Günler geçiyor, zaman eskiyor, gelecek umuduyla yaşam istenci bizleri ayakta tutuyor. İçinde bulunduğumuz ortam, aşmaya çalıştığımız koşullar usandırıcı, içeriklerine karşın gücümüzü kıramıyor. Örnek olamasak bile kötü olmaktan kaçınarak çabalarımızı sürdürüyoruz. Kimi engellere, kimi karalamalara ve kimi olumsuzluklara karşın ülke ve ulus aşkı hepimizin gönlünün sönmez ateşi olarak bizleri yarınlara koşturuyor. Zamanın ağını örmesi kaçınılmaz ve durdurulamaz bir yaşam gerçeği. Ne yapsak bu doğal yürüyüşe yön vermek bizim elimizde değil. Ancak onu daha etkin, daha yararlı kılmak, karanlıklarını ve olumsuzluklarını azaltmak çabalarında bulunabiliriz.

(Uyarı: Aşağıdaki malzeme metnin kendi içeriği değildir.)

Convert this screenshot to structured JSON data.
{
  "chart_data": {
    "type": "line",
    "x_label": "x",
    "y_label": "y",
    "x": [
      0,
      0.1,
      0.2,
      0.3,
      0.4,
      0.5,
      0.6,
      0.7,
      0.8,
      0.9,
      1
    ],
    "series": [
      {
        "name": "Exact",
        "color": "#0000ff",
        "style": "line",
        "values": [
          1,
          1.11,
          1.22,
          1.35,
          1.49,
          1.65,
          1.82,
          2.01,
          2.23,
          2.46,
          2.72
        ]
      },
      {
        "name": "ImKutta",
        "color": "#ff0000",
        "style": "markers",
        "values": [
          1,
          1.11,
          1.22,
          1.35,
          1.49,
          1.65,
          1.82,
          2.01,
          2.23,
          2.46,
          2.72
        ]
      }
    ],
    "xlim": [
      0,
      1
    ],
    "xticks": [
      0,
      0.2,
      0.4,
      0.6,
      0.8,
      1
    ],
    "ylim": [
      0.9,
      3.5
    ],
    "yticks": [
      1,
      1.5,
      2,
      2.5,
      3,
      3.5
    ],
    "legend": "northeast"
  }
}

Ne var ki ne kendimizin ne yakınlarımızın ne de içinde bulunduğumuz değerlerin hakkını veremiyoruz. Her şeyin geçici olduğunu, sonsuzluk gerçeğinin göze alınmadığını unutuyoruz. Kendimize ve çevremize karşı tutum ve davranışlarımıza özen göstermiyoruz. Yaşamın geçiciliği, dünya düzeyinin bulutlu ve gölgeli olduğunu, güneşin yaşam aydınlığı olduğunu iyi kavrayamıyoruz. Sağlığımızın değerini hasta ve sorunlu olduğumuz zaman anlıyor, yakınıyoruz.

Günler yaşam albümünün yaprakları. Değerlendirmek ve süslemek, yarınları daha renkli kılmaz elimizdeyken gereken önemi vermiyor, iş işten geçtikten sonra pişmanlık gölgesiyle yakınıyoruz. İnsanların en büyük yaşam kaynağı ve değeri zamandır. Bu gerçeği unutmanın bedellerinin ağır olduğunu da unutuyoruz. Zaman yaşamsal sargı bezidir. Birçok sorunun, birçok koşulun üstesinden zamanı iyi kullanarak gelinebilir. Tembellik, savrukluk, gelişigüzellik, aymazlık, düşüncesizlik yaşam kıvrımları ve engelleridir. Anlayış, kavrayış, duygu ve düşünce yeteneği yaşam güçleri olarak insanların en seçkin, en değerli güven kaynağı ve başyastığıdır. Yaşamı yaşanır kılmak bizim elimizdedir. Yaşamayı bilmek büyük bir beceridir. Ancak yalnız kendisi için değil, çevresi ve değerleri için yaşamak, onları yaşatmak en anlamlı nitelik vurgusudur.